In a note in the published script, Stephen Unwin writes: 'All Our Children is very much a work of fiction. There is no evidence that von Galen had a meeting of the kind that I have dramatised (though he did talk with senior figures in the SS) nor do we know of a doctor involved in the programme having qualms about what he was doing. What’s clear, however, is that his intervention raised the most profound questions about the innate value of the human being, regardless of cost or productivity, and his voice, for all its stubborn absolutism, deserves to be heard.'

The premiere production was directed by Stephen Unwin and designed by Simon Higlett. It was performed by Edward Franklin, Rebecca Johnson, Lucy Speed, Colin Tierney (as Victor) and David Yelland (as Bishop von Galen).

Stephen Unwin read English at Cambridge, where he directed many student productions, including an award-winning production of Measure for Measure that transferred to the Almeida, where he was awarded an Arts Council Trainee Director's Bursary.

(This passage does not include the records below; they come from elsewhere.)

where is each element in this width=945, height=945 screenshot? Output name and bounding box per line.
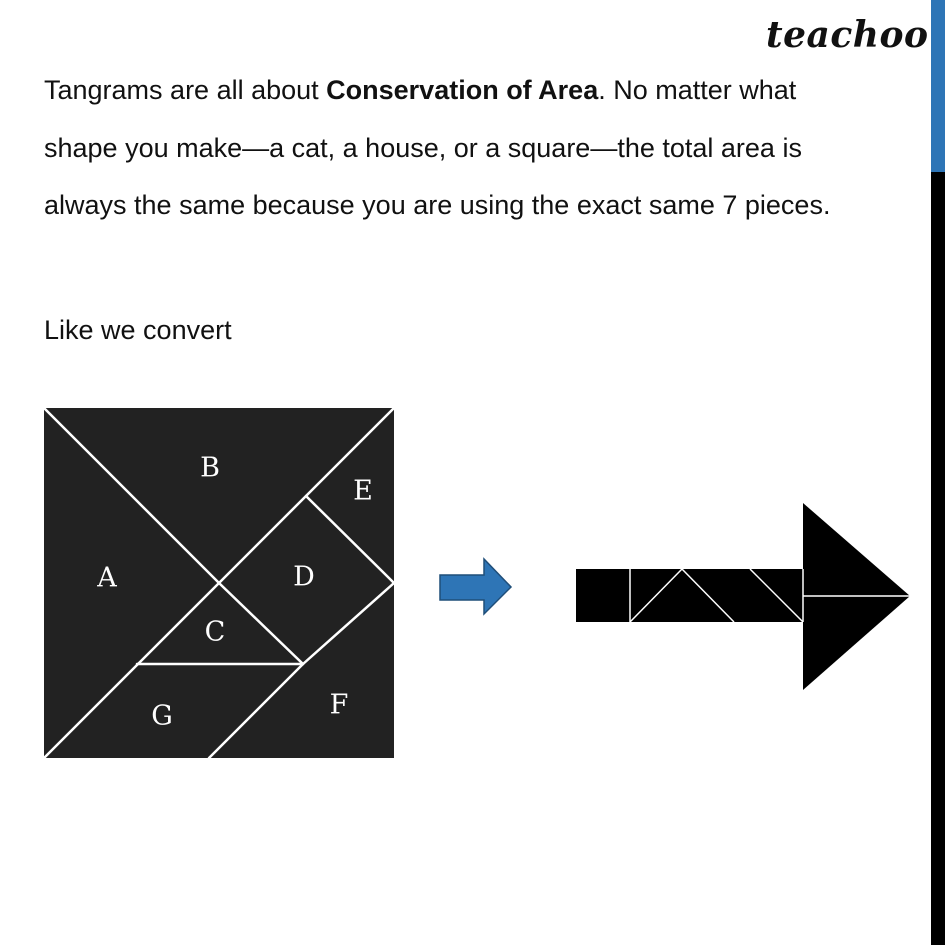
paragraph-line-3: always the same because you are using the exact same 7 pieces. bbox=[44, 190, 831, 220]
piece-label-d: D bbox=[293, 561, 315, 593]
piece-label-c: C bbox=[204, 616, 226, 648]
piece-label-g: G bbox=[151, 700, 173, 732]
like-we-convert-text: Like we convert bbox=[44, 315, 232, 345]
scrollbar-thumb[interactable] bbox=[931, 0, 945, 172]
piece-label-f: F bbox=[329, 689, 349, 721]
conservation-of-area-term: Conservation of Area bbox=[326, 75, 599, 105]
tangram-square bbox=[44, 408, 394, 758]
transform-arrow-icon bbox=[440, 559, 511, 614]
teachoo-logo: teachoo bbox=[766, 14, 929, 56]
paragraph-line-2: shape you make—a cat, a house, or a square—the total area is bbox=[44, 132, 802, 163]
piece-label-e: E bbox=[353, 475, 373, 507]
paragraph-line-1-end: . No matter what bbox=[598, 75, 797, 105]
piece-label-b: B bbox=[200, 452, 220, 484]
tangram-arrow-shape bbox=[576, 503, 910, 690]
piece-label-a: A bbox=[97, 562, 117, 594]
paragraph-line-1-start: Tangrams are all about bbox=[44, 75, 327, 105]
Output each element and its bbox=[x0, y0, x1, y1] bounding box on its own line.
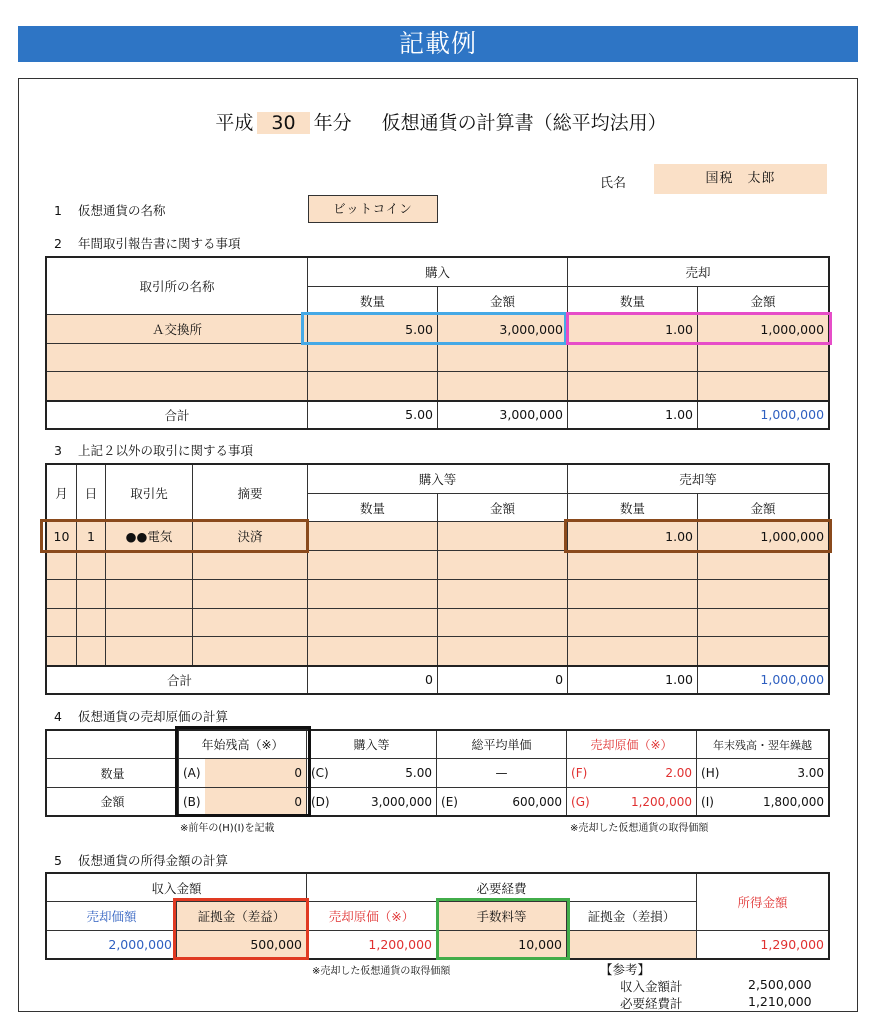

For much of the 1980s, he was Associate Director at the Traverse Theatre, Edinburgh, and several of his productions transferred to London theatres. In the early 1990s, he became Resident Director at the National Theatre Studio. In 1993, Stephen founded English Touring Theatre, where he directed twenty productions, many of which were seen at the Old Vic, the Donmar, the Lyric Hammersmith and others. He stepped down from ETT in 2008 after fifteen years at the helm, and joined the Rose Theatre, Kingston as Artistic Director.

His many books include The Pocket Guide to Shakespeare's Plays; So You Want to be a Theatre Director?; The Guide to the Plays of Bertolt Brecht (Methuen Drama) and The Well Read Play.